Burgers were then wrapped, bagged, and handed off to the party people. Lesson I learned that day: Always be polite to food service workers.”
Extra Bacon
“I’m not proud of this. In high school, I used to work at a pizza place in my town. There was a family who, because of religious beliefs, could not eat meat. They always would request that we re-wash the pan (already clean but they wanted to be sure) and clean the pizza cutter (to avoid residual meat juices) before making their pizza. This was frustrating, but we did it. The third time they came in, they called an hour later and said that THEY COULD TASTE THAT WE HADN’T WASHED THE PIZZA CUTTER!!! They demanded a free pizza, which my manager gave them. From then on, every time they came in, my co-workers and I would grind a bunch of bacon down to a powder and dump it in with their sauce. Someday, when they don’t get into heaven, I’ll be to blame.”
Onions With A Side Of Burger
“When I worked at Burger King, there was this one middle-aged lady who would come in once or twice a week and order a burger with extra onions. And no matter how many we put on, it was never enough. I’d put a sizable handful on (even though you’re only supposed to put like 4-5 onions on it and then add a few more if they ask for extra) and it still was never enough.
So one day she comes in, and the store manager told me to put a lot of onions on, so I put a huge handful on and my manager handed it to the customer while making sarcastic comments over the internal channel on our headsets. Sure enough, the lady comes back and complains that it’s not enough onions (keep in mind we already put, no joke, at least 20 times more onion than we should have). So my manager (while swearing under her breath) hands me the burger and tells me to put some more onions on. Then before I got a chance to put any on, she was like, ‘Actually, no; forget this. Give me some of those gloves and I’ll do it.’ She then proceeds to take almost half of the 2.5 kg container of onions, dump it on the burger, and rewrap it. The lady took it back to her seat while we all went out to the register to watch. The look on her face when she opened that burger was priceless, and as far as I know, she never complained about not having enough onions after that.”

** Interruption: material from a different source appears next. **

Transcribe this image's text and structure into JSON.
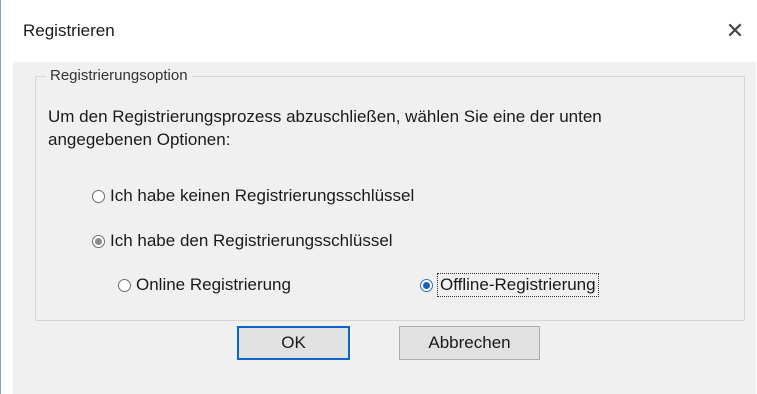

Tim Allen, Coffee Connoisseur
“Tim Allen would frequently stop in at the coffee shop I worked at in Colorado. When he came, he always had a good 6 to 10 people in tow and would always order these super high-maintenance drinks (i.e., 2 and a half shots, 30% foam, 165 degrees…just stupid stuff), and worst of all, after doing this he would never tip…never. I’m talking not even the leftover change. Anyway, I had decided to move back home and was leaving this place of employment in a few days. In walks the tool man himself with his 8 friends and family, and they all order their drinks. After we made his drink to his precise specifications, he took one sip and made a stupid little lemon face and complained that it was too hot. So I made him another drink, and then he complains that it wasn’t stirred enough. So I remake the drink again, and he looks at me and says, ‘I can taste the decaf you know’ with a smug little look on his face. ‘I’ll give you something you can taste,’ I think to myself. I took the lid for his drink and under my apron proceeded to rub every part of the lid on my hairy balls…inside and out. I gave it to him along with a free drink coupon. He loved it.”
Mustard Mishap
“Some guy yelled at the cashier while I was working the grill at Dairy Queen after she repeated his order to make sure he didn’t want mustard on his burger. He kept saying she was ‘stupid AND dumb.’ Well, I wanted to keep my job, so the best I could do was insert the mustard bottle tip into the underside of the top bun and fill it up….making a huge bun mustard packet.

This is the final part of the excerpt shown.